Cada vez más nervioso y dubitativo, al fin se decidió explicar su presencia en el Imperial. Me dijo, bajando el usual volumen de su voz, que le cobrara una entrada, para asistir a esa “diabólica” película que estáis poniendo y de la que todos hablan, en la plaza, en el bar, en la cafetería, en el colmado y, cerrando los ojos, “hasta en el confesionario”. La película que en muy escasos minutos iba a dar comienzo, en el pase de las once de la noche, era EL ÚLTIMO CUPLÉ, (1957, de Juan de Orduña, interpretada por Sarita Montiel y Armando Calvo), copia que por la suerte o los azares del destino venía sin cortes, con todas esas “ligeras” escenas que verdaderamente eran la comidilla del pueblo. Me puso delante un billete de cinco pesetas, para que le cobrara la localidad, devolviéndole el cambio.

Casualmente salió de la sala Héctor, uno de mis jefes, quien imaginando el trasfondo de la escena me hizo una señal para que no cortara el boleto o ticket de la entrada. Se acercó a la taquilla y saludó con una leve inclinación de su cabeza y torso al obeso cura parroquial. “Don Liborio, es un placer verle, está Vd. en su casa. Permítame que bese su mano. En modo alguno tiene que pagar entrada. La empresa tiene el gusto de invitarle.

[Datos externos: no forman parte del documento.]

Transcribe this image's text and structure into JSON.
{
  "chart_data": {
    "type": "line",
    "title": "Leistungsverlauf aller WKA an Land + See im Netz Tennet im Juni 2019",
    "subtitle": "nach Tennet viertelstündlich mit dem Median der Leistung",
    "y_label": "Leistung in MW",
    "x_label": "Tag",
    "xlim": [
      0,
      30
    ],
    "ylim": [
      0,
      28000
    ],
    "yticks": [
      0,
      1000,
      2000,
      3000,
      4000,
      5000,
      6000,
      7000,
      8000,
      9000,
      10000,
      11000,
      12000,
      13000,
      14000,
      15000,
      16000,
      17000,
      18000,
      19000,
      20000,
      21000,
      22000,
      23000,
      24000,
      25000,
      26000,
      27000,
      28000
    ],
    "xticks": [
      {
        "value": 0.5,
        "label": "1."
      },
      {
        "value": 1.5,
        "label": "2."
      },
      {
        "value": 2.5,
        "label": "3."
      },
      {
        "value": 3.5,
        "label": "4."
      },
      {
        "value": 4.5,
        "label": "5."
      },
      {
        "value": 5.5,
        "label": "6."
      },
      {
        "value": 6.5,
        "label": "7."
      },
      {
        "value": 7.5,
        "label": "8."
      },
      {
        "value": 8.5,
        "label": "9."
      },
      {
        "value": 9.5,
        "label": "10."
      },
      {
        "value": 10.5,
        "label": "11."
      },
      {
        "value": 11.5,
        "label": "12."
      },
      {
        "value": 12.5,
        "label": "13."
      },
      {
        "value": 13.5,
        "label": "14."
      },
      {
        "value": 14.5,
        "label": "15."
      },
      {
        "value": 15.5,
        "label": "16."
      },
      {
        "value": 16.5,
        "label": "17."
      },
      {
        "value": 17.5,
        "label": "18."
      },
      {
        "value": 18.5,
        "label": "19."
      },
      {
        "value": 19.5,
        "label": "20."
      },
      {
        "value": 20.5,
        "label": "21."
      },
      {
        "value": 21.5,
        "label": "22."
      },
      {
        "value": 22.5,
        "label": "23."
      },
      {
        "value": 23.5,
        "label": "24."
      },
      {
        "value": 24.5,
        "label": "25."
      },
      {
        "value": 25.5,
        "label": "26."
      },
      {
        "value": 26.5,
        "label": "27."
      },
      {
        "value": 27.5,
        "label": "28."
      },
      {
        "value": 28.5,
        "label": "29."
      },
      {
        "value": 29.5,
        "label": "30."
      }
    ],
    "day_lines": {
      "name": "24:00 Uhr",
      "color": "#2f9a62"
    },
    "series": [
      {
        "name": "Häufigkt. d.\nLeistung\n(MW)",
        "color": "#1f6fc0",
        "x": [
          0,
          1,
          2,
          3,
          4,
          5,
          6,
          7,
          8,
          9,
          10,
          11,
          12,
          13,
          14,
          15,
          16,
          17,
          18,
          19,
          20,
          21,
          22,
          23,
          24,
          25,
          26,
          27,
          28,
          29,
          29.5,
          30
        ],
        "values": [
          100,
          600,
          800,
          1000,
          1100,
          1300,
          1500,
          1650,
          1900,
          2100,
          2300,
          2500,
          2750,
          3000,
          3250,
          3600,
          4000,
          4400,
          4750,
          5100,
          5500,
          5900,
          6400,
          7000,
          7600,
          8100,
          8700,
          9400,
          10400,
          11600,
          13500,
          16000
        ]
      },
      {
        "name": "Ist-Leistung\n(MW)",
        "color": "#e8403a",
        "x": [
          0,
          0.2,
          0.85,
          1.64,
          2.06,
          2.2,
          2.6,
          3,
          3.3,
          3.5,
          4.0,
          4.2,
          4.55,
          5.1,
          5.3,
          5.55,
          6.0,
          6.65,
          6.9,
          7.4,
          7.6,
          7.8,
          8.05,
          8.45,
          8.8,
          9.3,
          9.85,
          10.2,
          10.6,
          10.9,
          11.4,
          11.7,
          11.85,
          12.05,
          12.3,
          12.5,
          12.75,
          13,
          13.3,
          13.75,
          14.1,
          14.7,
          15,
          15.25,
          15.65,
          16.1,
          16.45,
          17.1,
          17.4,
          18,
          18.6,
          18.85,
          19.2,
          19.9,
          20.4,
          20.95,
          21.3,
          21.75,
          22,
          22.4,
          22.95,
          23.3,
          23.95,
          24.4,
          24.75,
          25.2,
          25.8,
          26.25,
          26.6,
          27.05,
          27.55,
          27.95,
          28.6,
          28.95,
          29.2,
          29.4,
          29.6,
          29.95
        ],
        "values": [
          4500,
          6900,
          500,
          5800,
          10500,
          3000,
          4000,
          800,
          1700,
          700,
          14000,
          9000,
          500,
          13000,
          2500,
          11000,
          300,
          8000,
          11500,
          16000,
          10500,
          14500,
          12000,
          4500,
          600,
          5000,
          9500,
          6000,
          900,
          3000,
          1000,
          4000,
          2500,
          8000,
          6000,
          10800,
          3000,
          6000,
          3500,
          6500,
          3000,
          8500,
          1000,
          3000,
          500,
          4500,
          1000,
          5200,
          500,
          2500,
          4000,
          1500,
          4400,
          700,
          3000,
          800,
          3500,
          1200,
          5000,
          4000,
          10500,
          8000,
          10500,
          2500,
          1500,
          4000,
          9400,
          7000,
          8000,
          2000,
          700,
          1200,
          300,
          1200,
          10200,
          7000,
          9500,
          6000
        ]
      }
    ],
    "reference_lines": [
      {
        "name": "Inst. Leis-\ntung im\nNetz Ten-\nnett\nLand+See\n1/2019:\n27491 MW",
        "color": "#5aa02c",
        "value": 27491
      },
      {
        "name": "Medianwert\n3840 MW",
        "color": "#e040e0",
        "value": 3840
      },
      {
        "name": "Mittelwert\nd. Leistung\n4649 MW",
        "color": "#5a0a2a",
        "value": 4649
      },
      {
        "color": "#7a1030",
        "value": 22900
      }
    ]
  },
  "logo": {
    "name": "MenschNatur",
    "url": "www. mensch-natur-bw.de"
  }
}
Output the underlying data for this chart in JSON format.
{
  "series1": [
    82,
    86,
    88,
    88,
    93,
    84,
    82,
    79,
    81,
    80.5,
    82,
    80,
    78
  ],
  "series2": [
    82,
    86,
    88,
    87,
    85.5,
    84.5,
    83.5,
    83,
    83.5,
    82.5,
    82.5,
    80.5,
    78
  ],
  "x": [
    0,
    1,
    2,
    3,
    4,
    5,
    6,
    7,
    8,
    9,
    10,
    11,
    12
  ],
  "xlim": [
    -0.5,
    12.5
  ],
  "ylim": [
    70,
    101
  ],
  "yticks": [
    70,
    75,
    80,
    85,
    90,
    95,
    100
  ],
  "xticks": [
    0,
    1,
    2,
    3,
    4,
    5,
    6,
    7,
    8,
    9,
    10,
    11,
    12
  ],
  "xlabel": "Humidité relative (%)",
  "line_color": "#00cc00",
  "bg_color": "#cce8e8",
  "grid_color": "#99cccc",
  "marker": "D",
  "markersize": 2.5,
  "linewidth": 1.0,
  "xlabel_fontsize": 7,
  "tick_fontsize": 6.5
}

Siempre que lo desee, su presencia nos es bienvenida”. Cada vez más azorado por la situación, el respetado y a la vez temido sacerdote, quiso explicar brevemente el motivo de su insólita presencia en el Imperial.

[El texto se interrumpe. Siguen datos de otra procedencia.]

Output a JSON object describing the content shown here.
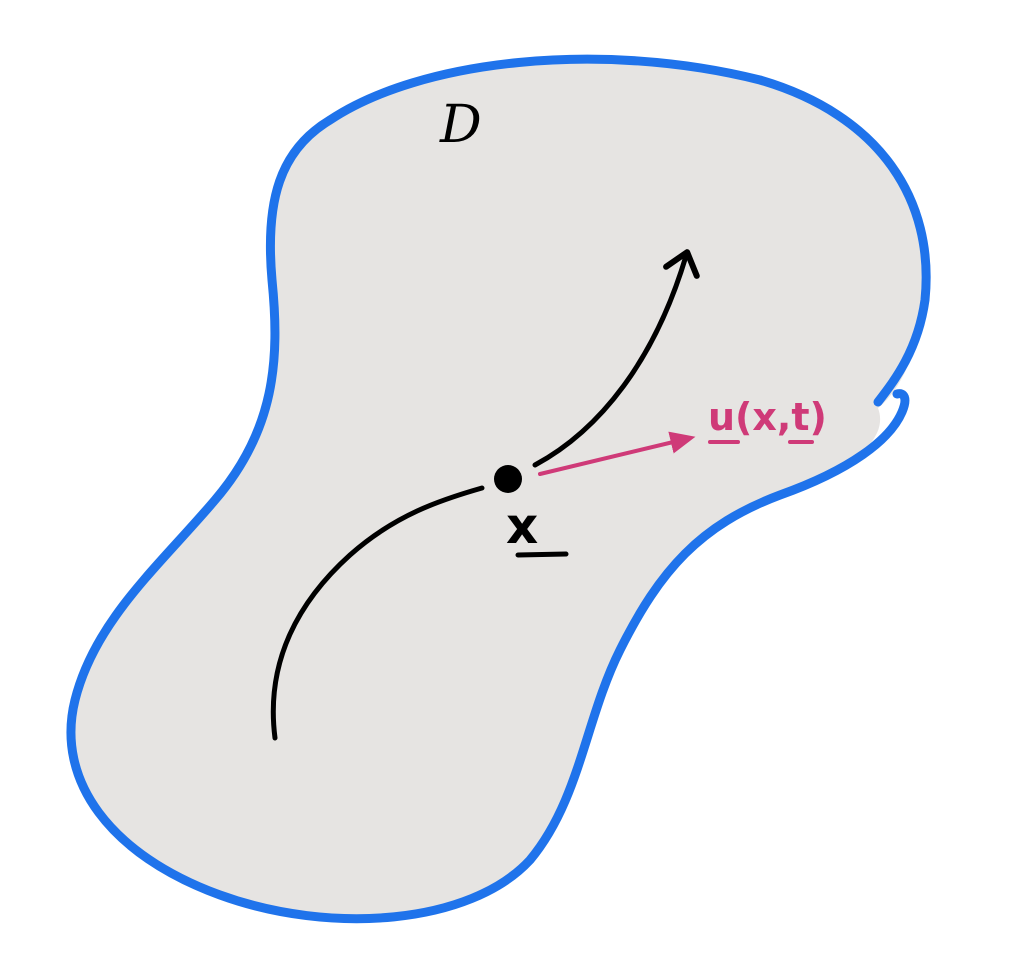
{
  "labels": {
    "domain": "D",
    "point": "x",
    "velocity": "u(x,t)"
  },
  "colors": {
    "background": "#ffffff",
    "region_fill": "#e6e4e2",
    "boundary": "#1f73eb",
    "ink": "#000000",
    "velocity": "#cf3a78"
  }
}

“Hijos míos, he de velar por la salud espiritual de mi feligresía. Por eso he venido a ver y comprobar, con mis propios ojos, algunos comentarios sobre escabrosas escenas que me han ido llegando a los oídos, e incluso en el santo confesionario. Si lo que me cuentan es cierto, tendré que pediros e incluso mandaros, con la mayor fortaleza doctrinal y personal, que cortéis esos fotogramas lascivos y sensuales, que incitan al pecado de la carne y del alma. Ya he hablado con Valentín Pitán, el teniente de puesto de la Guardia Civil, que ha dejado el lamentable y peligroso asunto bajo mi sabio y prudente proceder. Actuará en consecuencia con lo que yo dictamine, basándome en la doctrina eclesiástica y en la moral de las buenas y acrisoladas costumbres”. 

Don Liborio no pudo “aguantar” toda la proyección. Se levantó de su asiento cuando aún restaban veinte de los 111 minutos del metraje de esa película. Cuando abandonó la sala, mostraba su cara sudorosa y desencajada, la papada le sobresalía de bruces por la estrecha tirilla del cuello, la tonsura brillaba por el sudor y su cuerpo tembloroso e inseguro parecía afectado por las explícitas escenas que había contemplado.  

En la siguiente mañana, el teniente Pitán y el sacerdote se presentaron juntos en el cine, exigiendo ver a Pupu y Héctor a la mayor urgencia. Tras una tensa discusión la atmósfera se fue calmando, después que Fabio se comprometiera a poner un cartón delante del objetivo de la cámara proyectora, en determinados momentos en que las escenas eran demasiado procaces en opinión de don Liborio, que actuaba de censor para las buenas costumbres. Durante esos seis minutos largos en que la pantalla quedaba oscurecida, sumando los diferentes cortes, el ambiente acústico en la sala resultaba de lo más divertido: gritos de tongo, trompetillas, pitos, pedorretas, palmoteos y zapatazos del respetable, que no quería verse privado de las relevantes escenas y fotogramas que alegraban y potenciaban sus sentimientos e imaginaciones eróticas.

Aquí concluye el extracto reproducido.